On the other hand, the kitchen's egg sandwich might ($8) be the best one in Miami at the moment. A runny egg, plenty of crisp bacon, and a sticky slice of melted American cheese come tucked into a brioche roll that, unlike most of the kinds found across the city, isn't overly dense or dry.

Just be wary not to order a blood mary if you stop by for brunch. The place's lone waiter seems to have a vendetta against the cocktail, saying, "It's gross, I don't know how people could drink that," when this writer ordered a pitcher. Unfortunately, that same waiter, who was doubling as the bartender, seemed inept at filling a pitcher with the proper balance of vodka and the place's horseradish-y house mix. Stirring it seemed to be an issue as well.

Lunch and dinner offerings include the stomach-distending Colombian classic picada criolla ($20), which comes with chicken sausage, morcilla, sweetbreads, and a chicken empanada. If you're not looking to clog your ventricles in one sitting, there are Prince Edward Island mussels in a coconut curry ($16) or slices of lamb leg ($22) with an olive and tomato salad alongside hummus and pita. Pillowy ricotta gnocchi ($14) are another good option and come draped in a heavily herbed cream sauce topped with crushed, roasted pistachio for a pleasant textural contrast.

Ricotta gnocchi.
Ricotta gnocchi.
Photo by Zachary Fagenson

At the same time, Graebner (who did not respond to calls and text messages for this story) is working on opening another restaurant, Sherwood's, across from the Citadel on NE Second Avenue in Little Haiti. Though Graebner couldn't be reached to discuss the menu, the place will likely offer the comforting fare on which she's built her reputation over the past two decades.
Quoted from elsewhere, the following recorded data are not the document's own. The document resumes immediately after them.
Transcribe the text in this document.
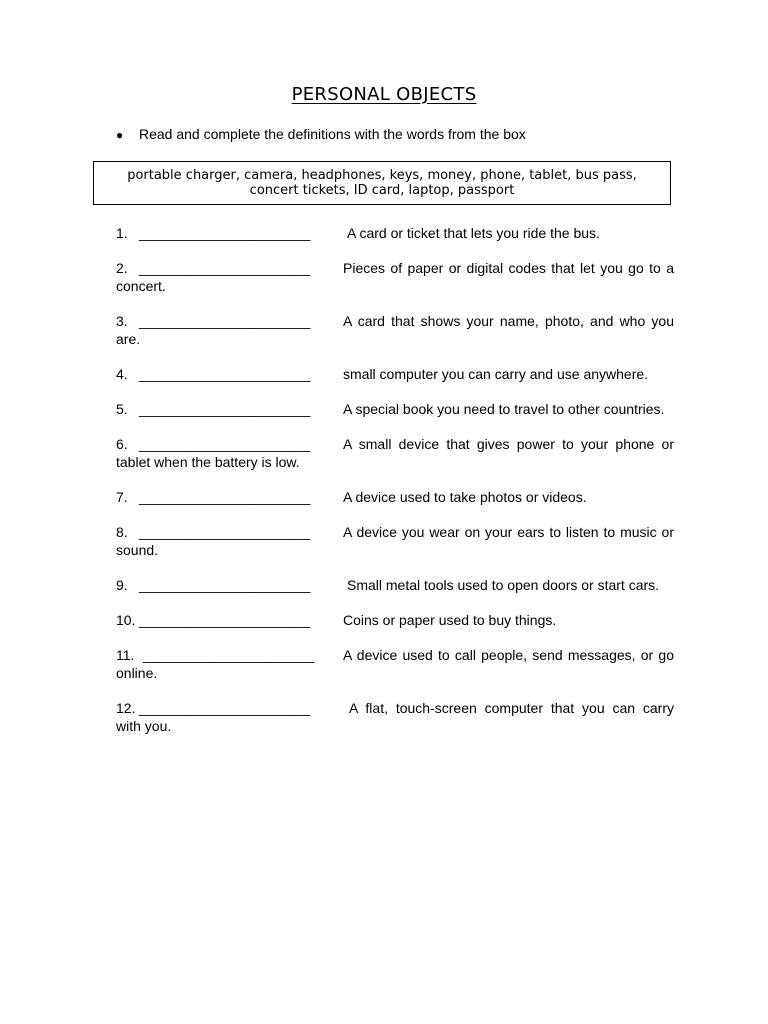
PERSONAL OBJECTS
● Read and complete the definitions with the words from the box
portable charger, camera, headphones, keys, money, phone, tablet, bus pass,
concert tickets, ID card, laptop, passport
1. ______________________	A card or ticket that lets you ride the bus.
2. ______________________ Pieces of paper or digital codes that let you go to a concert.
3. ______________________ A card that shows your name, photo, and who you are.
4. ______________________ small computer you can carry and use anywhere.
5. ______________________ A special book you need to travel to other countries.
6. ______________________ A small device that gives power to your phone or tablet when the battery is low.
7. ______________________ A device used to take photos or videos.
8. ______________________ A device you wear on your ears to listen to music or sound.
9. ______________________	Small metal tools used to open doors or start cars.
10. ______________________ Coins or paper used to buy things.
11. ______________________ A device used to call people, send messages, or go online.
12. ______________________	A flat, touch-screen computer that you can carry with you.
The mother of five moved to South Beach in 1998 and, at the age of 19, opened Blu Dog Café on Española Way. "The menu was the same as Morgans," she told the Miami Herald in 2010. She opened Morgans, named for her second child, in 2010. The eatery became a fast favorite in the neighborhood, particularly at brunch, and set her on a kind of tear through Miami restaurants. She opened Morgans on the Beach in the former Joe Allen space the following year and then changed its name to Georgia's Union (named for her third child) the following year. That restaurant closed in 2012, and besides fashioning the menu for the now-shuttered Annex Wynwood on NE 29th Street, she's been mostly silent.

Black Sheep seems like an ideal next episode in that it can serve as a neighborhood place for the surrounding apartment and condo dwellers. At present, there's little more than a couple of middling Italian spots, Benihana, and the soon-to-close Japanese Market serving the neighborhood. How Sherwood's and the Citadel will play together, however, remains to be seen.